Lastly, cut back all but the main branches and leave six or so buds on each stem. Once your tree has reached its full height or height you are happy with, you can also cut the main branches back by about a third, which will ensure your tree doesn't grow much taller.
Fruit and Flowers
In spring, your pear tree will start producing beautiful white blossoms that early pollinators will love. After a couple of years, the fruit will start to develop on the branches throughout summer, ready to be harvested in the autumn. At this point, it might be an idea to invest in a fruit cage or fruit netting to deter birds. The fruit should be ripe between August and October depending on the variety.
When are Pears Ready to Pick in the UK?
While varieties all ripen at different rates, the best time for pear harvesting is in the autumn time.
Pears are best picked when they are underripe. If left to ripen on the tree they will start to ripen from the inside out which leaves the fruit mushy with a grainy texture.
To harvest pears, place the fruit in the palm of your hand and lift up gently twisting without pressure. If the fruit comes away from the tree then it's ready.

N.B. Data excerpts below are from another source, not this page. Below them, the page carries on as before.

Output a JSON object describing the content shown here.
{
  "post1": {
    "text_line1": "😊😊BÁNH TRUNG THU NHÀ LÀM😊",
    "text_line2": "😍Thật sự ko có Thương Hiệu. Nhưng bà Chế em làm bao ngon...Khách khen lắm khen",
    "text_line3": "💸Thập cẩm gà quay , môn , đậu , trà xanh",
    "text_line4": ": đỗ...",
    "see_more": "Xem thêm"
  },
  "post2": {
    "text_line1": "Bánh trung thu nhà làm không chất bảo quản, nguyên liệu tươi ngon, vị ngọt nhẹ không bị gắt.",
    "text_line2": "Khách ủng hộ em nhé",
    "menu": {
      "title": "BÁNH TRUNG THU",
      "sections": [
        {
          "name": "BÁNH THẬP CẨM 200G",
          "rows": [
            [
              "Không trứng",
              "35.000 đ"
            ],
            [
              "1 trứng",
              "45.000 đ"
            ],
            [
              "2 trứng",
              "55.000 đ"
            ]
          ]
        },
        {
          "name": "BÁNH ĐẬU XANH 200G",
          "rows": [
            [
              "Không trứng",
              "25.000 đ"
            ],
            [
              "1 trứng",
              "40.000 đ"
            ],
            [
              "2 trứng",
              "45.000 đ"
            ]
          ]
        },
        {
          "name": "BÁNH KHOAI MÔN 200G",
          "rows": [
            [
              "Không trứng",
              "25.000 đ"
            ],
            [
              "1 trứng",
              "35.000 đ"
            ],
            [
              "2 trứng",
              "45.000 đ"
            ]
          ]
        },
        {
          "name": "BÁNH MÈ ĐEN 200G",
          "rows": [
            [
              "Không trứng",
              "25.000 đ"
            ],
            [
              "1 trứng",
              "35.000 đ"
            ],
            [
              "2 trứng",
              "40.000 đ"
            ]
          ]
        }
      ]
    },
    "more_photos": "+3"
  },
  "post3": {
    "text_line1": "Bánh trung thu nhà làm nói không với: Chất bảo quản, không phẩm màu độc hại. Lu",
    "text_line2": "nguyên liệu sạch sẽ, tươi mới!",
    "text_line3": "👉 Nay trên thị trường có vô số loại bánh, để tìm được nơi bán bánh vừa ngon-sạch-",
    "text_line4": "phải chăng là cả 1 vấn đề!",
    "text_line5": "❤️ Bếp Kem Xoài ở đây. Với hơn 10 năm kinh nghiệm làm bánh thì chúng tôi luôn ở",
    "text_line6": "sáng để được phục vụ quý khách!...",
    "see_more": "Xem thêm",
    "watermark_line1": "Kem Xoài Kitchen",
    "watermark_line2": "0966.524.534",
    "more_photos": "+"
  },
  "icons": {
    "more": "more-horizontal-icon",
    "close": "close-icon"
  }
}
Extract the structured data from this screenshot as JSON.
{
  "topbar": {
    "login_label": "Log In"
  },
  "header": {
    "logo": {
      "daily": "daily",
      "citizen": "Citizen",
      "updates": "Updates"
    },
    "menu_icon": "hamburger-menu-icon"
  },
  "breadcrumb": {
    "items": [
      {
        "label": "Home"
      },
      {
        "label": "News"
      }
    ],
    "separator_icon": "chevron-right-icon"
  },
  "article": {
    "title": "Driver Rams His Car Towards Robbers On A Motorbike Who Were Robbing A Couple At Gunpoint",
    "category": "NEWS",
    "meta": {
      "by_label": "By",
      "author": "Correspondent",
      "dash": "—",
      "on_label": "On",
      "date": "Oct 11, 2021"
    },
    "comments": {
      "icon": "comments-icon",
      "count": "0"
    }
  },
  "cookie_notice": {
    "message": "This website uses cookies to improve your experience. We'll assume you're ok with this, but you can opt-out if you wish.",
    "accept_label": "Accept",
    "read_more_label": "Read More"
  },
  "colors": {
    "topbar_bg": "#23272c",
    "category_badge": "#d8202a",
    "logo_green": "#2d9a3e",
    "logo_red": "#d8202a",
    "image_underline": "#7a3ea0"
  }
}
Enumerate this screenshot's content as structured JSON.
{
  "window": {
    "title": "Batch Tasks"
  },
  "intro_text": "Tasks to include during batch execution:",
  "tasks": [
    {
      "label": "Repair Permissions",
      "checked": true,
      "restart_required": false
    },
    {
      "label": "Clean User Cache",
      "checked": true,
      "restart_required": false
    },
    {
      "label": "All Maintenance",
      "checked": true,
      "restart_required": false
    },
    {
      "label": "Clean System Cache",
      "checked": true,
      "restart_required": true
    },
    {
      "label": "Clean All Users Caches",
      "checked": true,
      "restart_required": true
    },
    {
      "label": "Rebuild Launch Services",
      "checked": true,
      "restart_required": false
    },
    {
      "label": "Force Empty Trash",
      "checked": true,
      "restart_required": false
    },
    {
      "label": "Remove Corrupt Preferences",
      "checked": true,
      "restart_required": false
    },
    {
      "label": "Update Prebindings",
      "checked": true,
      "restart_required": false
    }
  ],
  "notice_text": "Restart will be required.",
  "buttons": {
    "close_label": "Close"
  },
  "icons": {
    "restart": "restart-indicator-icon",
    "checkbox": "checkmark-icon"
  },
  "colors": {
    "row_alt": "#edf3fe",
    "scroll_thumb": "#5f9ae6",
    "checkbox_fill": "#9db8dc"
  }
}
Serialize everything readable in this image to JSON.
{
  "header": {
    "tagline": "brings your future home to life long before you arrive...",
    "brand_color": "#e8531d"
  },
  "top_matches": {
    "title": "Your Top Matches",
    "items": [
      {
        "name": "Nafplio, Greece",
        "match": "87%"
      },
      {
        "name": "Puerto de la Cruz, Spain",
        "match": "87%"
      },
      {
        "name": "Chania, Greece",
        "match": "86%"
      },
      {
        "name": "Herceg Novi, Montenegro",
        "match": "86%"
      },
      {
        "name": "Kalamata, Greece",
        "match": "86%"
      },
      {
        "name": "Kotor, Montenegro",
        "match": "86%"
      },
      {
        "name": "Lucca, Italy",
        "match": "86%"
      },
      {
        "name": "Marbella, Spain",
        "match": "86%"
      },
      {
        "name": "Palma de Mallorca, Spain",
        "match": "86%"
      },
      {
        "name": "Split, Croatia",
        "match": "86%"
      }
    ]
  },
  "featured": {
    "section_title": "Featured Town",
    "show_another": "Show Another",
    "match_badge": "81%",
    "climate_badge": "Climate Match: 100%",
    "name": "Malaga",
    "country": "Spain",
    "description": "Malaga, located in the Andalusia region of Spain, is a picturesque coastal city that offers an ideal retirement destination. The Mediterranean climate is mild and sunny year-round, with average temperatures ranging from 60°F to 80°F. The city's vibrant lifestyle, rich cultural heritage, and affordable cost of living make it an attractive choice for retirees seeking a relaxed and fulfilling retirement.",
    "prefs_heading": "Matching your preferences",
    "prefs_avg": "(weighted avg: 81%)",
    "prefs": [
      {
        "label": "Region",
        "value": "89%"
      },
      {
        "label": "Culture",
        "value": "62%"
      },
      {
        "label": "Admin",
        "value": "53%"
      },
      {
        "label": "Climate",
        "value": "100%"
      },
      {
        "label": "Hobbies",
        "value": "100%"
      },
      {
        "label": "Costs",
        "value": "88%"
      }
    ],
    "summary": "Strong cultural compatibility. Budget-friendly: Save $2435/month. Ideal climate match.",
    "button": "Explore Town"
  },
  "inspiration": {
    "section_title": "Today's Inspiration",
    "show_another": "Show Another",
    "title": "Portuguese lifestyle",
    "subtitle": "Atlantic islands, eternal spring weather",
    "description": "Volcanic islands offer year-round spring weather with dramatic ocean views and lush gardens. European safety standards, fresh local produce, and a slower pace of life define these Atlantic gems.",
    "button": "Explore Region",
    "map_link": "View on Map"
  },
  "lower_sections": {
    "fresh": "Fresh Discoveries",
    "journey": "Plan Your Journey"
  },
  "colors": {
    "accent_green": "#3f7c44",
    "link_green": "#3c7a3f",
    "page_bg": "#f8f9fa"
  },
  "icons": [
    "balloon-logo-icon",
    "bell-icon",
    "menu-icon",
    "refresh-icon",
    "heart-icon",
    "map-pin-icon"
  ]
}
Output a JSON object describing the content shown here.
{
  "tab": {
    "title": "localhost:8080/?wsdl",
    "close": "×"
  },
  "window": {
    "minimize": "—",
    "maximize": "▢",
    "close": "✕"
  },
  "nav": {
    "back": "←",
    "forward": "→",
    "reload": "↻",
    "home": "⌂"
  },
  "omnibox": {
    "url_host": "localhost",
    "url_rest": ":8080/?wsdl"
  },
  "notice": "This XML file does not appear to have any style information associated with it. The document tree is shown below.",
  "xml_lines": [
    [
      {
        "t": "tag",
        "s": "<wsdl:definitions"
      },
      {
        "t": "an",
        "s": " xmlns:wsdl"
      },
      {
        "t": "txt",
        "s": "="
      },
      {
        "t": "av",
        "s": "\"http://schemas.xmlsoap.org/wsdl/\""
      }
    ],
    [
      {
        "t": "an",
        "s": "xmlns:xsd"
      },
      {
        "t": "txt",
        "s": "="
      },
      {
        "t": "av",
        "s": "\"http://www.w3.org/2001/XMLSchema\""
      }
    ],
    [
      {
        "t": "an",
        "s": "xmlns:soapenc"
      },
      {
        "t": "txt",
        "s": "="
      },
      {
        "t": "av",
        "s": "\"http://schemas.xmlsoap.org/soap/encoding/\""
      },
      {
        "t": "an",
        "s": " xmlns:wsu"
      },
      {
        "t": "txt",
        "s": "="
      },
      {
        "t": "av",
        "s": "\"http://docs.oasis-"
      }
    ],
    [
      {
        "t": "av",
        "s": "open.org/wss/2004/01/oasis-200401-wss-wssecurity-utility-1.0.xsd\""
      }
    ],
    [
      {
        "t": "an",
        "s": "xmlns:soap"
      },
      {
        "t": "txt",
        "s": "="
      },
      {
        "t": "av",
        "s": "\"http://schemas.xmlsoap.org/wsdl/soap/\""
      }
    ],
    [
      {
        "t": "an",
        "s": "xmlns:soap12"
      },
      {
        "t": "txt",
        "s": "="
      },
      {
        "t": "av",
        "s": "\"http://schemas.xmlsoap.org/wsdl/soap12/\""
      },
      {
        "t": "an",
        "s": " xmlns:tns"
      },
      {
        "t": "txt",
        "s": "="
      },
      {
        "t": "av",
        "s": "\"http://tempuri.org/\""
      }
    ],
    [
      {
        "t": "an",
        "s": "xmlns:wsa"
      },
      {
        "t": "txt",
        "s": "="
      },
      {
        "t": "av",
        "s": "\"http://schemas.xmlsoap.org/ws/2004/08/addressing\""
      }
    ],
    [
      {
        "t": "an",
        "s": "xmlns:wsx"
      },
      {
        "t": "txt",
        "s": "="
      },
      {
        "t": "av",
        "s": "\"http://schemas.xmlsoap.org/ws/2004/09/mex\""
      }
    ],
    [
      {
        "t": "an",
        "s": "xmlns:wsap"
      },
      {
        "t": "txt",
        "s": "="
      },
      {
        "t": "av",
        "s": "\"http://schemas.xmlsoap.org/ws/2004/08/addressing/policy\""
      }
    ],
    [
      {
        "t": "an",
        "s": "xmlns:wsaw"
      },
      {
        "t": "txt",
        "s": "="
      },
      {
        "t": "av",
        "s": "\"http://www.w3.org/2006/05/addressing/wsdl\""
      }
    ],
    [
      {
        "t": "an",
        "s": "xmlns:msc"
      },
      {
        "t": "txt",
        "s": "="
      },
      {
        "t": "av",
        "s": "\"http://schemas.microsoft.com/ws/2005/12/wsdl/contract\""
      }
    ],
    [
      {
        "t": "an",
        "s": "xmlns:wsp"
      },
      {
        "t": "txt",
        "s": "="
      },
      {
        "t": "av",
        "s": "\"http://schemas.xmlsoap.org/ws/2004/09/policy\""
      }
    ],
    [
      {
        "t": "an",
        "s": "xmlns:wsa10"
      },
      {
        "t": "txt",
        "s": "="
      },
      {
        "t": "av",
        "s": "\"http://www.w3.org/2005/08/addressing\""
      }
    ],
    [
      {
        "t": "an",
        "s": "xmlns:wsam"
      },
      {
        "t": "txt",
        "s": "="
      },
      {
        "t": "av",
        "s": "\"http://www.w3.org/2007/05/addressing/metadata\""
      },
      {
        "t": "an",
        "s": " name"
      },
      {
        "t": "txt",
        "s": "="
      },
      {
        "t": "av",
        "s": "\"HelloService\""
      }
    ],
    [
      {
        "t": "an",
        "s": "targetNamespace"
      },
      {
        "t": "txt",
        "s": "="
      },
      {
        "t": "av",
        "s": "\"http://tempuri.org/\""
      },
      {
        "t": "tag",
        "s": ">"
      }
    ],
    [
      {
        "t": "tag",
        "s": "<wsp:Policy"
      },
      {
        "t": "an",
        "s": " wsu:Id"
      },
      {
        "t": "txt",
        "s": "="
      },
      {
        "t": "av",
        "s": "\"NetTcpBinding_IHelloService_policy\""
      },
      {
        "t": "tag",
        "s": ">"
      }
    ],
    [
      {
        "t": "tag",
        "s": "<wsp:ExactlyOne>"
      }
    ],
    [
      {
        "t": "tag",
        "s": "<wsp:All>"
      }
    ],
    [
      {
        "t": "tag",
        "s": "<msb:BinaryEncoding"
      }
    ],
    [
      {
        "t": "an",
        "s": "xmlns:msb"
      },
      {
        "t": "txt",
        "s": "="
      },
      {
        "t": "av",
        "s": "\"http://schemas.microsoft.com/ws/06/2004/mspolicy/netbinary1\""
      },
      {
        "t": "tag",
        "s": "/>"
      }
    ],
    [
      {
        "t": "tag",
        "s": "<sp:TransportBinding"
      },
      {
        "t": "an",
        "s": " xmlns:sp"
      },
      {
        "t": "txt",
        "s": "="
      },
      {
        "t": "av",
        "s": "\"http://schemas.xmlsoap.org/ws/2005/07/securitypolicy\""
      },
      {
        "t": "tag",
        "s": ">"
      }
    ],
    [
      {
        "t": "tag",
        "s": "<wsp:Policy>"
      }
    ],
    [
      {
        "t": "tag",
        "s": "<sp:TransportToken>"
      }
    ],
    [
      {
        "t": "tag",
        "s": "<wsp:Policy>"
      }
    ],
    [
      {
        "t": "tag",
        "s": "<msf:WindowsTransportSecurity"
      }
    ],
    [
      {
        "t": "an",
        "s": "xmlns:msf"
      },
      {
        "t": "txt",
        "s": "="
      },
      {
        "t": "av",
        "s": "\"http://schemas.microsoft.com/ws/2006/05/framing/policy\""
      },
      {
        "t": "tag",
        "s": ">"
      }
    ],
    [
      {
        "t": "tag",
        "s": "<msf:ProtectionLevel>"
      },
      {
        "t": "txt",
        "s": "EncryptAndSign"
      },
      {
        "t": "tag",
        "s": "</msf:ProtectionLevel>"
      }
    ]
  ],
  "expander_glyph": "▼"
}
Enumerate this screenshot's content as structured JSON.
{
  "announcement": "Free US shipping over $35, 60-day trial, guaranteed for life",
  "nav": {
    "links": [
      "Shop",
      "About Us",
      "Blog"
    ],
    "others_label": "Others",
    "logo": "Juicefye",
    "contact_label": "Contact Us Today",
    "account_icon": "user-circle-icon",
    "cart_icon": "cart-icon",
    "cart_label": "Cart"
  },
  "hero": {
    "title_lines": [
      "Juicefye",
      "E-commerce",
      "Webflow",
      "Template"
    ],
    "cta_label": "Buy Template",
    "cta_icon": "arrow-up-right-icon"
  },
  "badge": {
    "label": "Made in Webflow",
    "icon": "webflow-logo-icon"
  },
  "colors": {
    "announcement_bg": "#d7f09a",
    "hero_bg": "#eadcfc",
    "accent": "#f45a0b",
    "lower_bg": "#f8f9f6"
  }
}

If the pears are already soft, eat them straight away. If they're firm, leave them to ripen off the tree for a couple of days before eating.
Your pear tree will go into dormancy over winter and lose all its leaves - this is normal! If your tree is potted, you can move it into an unheated greenhouse or conservatory (basically somewhere sheltered) when the temperatures begin to drop to protect it from extreme temperatures and frosts.
If your tree flowers before the last of the spring frosts, you may need to wrap it in horticultural fleece on frosty nights, to prevent the delicate flowers being damaged.